Christmas from a male perspective

Charlie article

ED through a male perspective.

Having suffered with Anorexia for a number of years, Christmas was always an apprehensive time of year for me and I am sure many readers of this article may feel the same way. During the height of my suffering, the day saw more time spent with family where relationships were strained and of course the dread of Christmas lunch.

It wasn’t just the day itself that was problematic, but the whole month of December. In the build up to Christmas, I would exhibit behaviours that were challenging for the people closest to me to deal with and it caused worry for all for a number of years whilst I was able to take control of my illness.

My struggles with Anorexia and the behaviour I had exhibited in the build-up had made this a really challenging time for everyone and something that I was quite worried about for some years before I was able to take control again and embrace one of the now highlights of the year for me.

During the period of my eating disorder struggles, Christmas for me had turned away from the religious event and into just time off work/the daily routine, family time and of course food which, for many, has become such a large part of Christmas with most of the family eyeing up their 2nd plate before the first plate is finished. I always felt a lack of understanding (this wasn’t true) from others. Therefore, the thought of a day sitting round a table surrounded by food for longer than normal was daunting. It would unsettle me mentally and lead to high levels of anxiety. At the most socially acceptable time to leave, or when my parents simply couldn’t keep me in any longer, I would run away from my support network to people that didn’t know my story at the time. I was giving up something for nothing without even realising until years down the line.
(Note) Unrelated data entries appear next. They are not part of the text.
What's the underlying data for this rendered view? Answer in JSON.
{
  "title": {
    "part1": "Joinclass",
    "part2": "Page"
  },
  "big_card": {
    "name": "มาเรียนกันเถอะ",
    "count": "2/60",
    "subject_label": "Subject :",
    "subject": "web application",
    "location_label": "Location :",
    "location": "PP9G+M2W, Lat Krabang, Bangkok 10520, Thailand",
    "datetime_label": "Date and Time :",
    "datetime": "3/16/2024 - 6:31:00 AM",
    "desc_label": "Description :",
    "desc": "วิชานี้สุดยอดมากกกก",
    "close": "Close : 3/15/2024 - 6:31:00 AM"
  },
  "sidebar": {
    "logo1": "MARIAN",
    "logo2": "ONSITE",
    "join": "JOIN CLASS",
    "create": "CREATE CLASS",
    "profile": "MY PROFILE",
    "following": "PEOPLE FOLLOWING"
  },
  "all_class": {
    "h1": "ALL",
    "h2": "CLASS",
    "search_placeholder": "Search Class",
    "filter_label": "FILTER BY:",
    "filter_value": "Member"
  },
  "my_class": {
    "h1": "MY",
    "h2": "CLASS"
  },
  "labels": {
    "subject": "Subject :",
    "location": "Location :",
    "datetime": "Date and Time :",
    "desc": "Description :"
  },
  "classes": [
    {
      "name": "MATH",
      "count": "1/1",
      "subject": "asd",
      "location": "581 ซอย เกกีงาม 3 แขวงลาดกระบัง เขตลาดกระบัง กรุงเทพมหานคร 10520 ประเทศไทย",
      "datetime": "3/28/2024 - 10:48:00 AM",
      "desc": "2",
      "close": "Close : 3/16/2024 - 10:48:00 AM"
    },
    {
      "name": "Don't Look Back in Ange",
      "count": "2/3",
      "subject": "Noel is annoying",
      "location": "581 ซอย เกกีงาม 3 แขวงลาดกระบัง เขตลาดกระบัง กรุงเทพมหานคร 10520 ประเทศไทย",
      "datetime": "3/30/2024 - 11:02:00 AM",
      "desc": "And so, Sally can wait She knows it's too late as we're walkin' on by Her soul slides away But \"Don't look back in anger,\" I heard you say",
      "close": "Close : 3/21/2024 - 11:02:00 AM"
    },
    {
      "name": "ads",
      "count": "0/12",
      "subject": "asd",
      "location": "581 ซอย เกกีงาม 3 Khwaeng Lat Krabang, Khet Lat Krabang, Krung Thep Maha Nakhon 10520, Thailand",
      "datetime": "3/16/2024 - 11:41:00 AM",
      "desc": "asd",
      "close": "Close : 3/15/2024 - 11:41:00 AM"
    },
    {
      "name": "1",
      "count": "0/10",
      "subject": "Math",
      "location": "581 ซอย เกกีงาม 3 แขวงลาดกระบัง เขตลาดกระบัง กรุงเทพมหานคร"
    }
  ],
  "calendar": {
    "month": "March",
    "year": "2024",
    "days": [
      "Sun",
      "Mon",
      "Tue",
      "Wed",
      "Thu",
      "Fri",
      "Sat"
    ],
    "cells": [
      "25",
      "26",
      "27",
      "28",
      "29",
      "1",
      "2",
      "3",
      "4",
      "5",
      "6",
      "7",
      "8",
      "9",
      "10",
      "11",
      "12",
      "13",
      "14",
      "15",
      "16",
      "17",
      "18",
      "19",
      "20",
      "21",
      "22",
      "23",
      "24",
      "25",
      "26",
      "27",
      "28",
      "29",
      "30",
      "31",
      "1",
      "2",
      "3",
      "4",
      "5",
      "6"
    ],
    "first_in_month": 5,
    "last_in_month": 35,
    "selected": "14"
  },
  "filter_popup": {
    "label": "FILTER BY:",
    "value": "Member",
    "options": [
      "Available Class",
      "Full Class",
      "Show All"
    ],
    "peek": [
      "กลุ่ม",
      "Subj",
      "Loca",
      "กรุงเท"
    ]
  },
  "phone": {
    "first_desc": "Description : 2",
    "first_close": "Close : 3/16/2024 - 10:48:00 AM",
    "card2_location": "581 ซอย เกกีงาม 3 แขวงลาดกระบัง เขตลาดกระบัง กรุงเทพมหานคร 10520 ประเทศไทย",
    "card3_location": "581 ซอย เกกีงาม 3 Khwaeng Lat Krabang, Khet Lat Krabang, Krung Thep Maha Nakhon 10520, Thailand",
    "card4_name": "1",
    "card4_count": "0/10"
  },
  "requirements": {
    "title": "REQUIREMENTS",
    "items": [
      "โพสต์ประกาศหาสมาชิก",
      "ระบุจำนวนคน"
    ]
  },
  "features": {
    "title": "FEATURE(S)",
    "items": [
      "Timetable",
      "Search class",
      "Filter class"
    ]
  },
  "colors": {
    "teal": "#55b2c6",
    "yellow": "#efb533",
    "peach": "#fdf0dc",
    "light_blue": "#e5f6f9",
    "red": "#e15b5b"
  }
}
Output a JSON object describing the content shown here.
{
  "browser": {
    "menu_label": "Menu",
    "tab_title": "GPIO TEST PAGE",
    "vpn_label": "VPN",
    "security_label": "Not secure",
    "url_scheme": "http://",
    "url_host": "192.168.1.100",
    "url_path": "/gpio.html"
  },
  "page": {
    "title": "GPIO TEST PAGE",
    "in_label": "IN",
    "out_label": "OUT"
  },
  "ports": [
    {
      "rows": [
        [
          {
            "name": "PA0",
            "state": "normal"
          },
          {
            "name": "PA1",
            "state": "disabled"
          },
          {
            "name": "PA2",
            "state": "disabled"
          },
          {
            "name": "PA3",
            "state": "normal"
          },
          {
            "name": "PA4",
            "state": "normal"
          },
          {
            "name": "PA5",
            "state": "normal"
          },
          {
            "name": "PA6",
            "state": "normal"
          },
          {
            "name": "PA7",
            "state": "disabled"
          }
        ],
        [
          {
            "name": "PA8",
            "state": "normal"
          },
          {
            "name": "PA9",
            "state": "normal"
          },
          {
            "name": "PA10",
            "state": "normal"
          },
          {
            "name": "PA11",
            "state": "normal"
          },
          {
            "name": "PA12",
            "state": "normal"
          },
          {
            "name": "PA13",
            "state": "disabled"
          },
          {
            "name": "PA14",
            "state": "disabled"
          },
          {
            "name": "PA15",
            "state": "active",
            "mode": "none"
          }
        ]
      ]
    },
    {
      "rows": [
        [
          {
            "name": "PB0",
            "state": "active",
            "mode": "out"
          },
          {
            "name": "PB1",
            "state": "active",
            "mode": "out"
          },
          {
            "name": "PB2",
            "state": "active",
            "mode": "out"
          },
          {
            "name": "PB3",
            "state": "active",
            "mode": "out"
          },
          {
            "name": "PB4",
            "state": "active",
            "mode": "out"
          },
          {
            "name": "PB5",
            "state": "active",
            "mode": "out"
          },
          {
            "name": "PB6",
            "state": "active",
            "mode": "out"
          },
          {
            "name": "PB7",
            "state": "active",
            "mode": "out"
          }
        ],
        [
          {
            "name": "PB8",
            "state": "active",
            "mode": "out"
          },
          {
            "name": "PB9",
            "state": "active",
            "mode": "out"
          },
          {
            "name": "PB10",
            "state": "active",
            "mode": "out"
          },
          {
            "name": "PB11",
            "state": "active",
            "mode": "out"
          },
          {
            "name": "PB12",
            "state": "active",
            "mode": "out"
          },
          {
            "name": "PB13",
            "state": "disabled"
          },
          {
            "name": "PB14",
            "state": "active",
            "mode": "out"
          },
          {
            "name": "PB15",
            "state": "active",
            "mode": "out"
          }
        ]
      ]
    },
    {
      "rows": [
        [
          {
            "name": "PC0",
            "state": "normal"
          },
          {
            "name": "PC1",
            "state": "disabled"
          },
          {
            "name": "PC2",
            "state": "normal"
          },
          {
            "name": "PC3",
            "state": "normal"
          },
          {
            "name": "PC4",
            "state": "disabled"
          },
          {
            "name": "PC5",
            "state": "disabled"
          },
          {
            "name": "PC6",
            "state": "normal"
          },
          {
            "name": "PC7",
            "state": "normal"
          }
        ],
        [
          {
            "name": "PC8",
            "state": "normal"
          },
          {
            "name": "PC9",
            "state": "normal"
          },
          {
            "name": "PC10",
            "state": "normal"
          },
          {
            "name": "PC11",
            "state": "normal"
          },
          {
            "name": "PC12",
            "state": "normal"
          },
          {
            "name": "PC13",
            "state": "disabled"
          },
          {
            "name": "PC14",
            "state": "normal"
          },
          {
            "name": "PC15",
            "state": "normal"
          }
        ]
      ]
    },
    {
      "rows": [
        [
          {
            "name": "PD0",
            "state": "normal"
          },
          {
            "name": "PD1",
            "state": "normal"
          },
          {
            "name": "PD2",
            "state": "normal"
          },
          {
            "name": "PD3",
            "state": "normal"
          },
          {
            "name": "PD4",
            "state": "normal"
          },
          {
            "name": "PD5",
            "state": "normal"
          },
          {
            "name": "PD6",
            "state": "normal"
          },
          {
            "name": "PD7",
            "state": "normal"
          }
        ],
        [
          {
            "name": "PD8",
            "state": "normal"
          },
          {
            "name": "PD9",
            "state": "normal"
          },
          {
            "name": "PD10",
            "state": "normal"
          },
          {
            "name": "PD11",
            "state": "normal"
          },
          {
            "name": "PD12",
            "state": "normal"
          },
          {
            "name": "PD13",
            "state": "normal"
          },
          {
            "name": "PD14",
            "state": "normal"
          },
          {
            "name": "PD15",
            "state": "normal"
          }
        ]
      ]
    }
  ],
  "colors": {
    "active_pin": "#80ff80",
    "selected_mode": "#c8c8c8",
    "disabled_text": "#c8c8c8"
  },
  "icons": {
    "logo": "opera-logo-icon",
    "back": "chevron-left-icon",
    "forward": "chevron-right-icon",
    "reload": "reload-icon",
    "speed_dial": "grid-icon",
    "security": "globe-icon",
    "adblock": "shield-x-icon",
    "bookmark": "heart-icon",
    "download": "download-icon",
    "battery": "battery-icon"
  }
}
Anxiety is real and it’s not fun as we lose control of our emotions and allow our mind to take us to a dark and scary place. These emotions often allowed some of the best parts of Christmas to be taken away from me and the return of a daily routine or at least removing myself away from my perceived view of Christmas was something I personally strived for, with a desperation for the day to move on. As many of you will know, I think the time can often allow your mind to run away from you and somehow, I always managed to convince myself that it was going to be much worse than it actually ever was.

Turning to the meal itself, I have only recently returned my roast potatoes and Yorkshire puddings to the main plate and allowed them to touch the gravy, but I have been confident enough to openly tell people this which has made me realise that actually nobody really cares. I have loved getting involved in some of the cooking and baking and really being part of a special day. The plus side now is I have a real say in what is cooked, how it is cooked and tailor this to ensure this is a meal I look forward to more than any others in the calendar year.

More generally, I have found that the ability and confidence to talk about your past eating disorder helps to normalise my current eating habits. During these discussions, it has often led to those without any history of an eating disorder sharing their own quirky ways of eating things.

Christmas is now a time I fully embrace, partly down to my religious beliefs, but also to the fact I am back in control of my eating habits and able to talk through any anxieties. I ensure the main day is set up in a way that works for me and I enjoy time away from work to rest without the anxiety I have experienced in the past.

Whilst writing this post, I have reflected on past Christmas’ and what I would have done differently if I could rewind the clock and thought that others may find the below tips useful for navigating Christmas this year. Christmas is no longer ruined for me by a simple food mishap and hopefully this

Useful Tips:

  • Family and friends are there for you and want to help – can you let them in this Christmas.
  • Try and look at Christmas through a different lens in the build-up – this positive thinking will allow you to enter the period in a hopefully a different headspace!
  • Embrace the Christmas meal and tailor it to suit yourself – why can’t you have more of something that works for you and less of something that doesn’t on your plate.
  • Keep your mind busy and try not to let in wonder by being more present in the moment – this might be through an early morning walk or actively playing a role in the hosting.
  • Is this the time to invest in deeper relationships with those around you and build those bonds.
  • Talking makes everything easier – can we be more confident to just have a discussion with someone about your eating disorder at this year?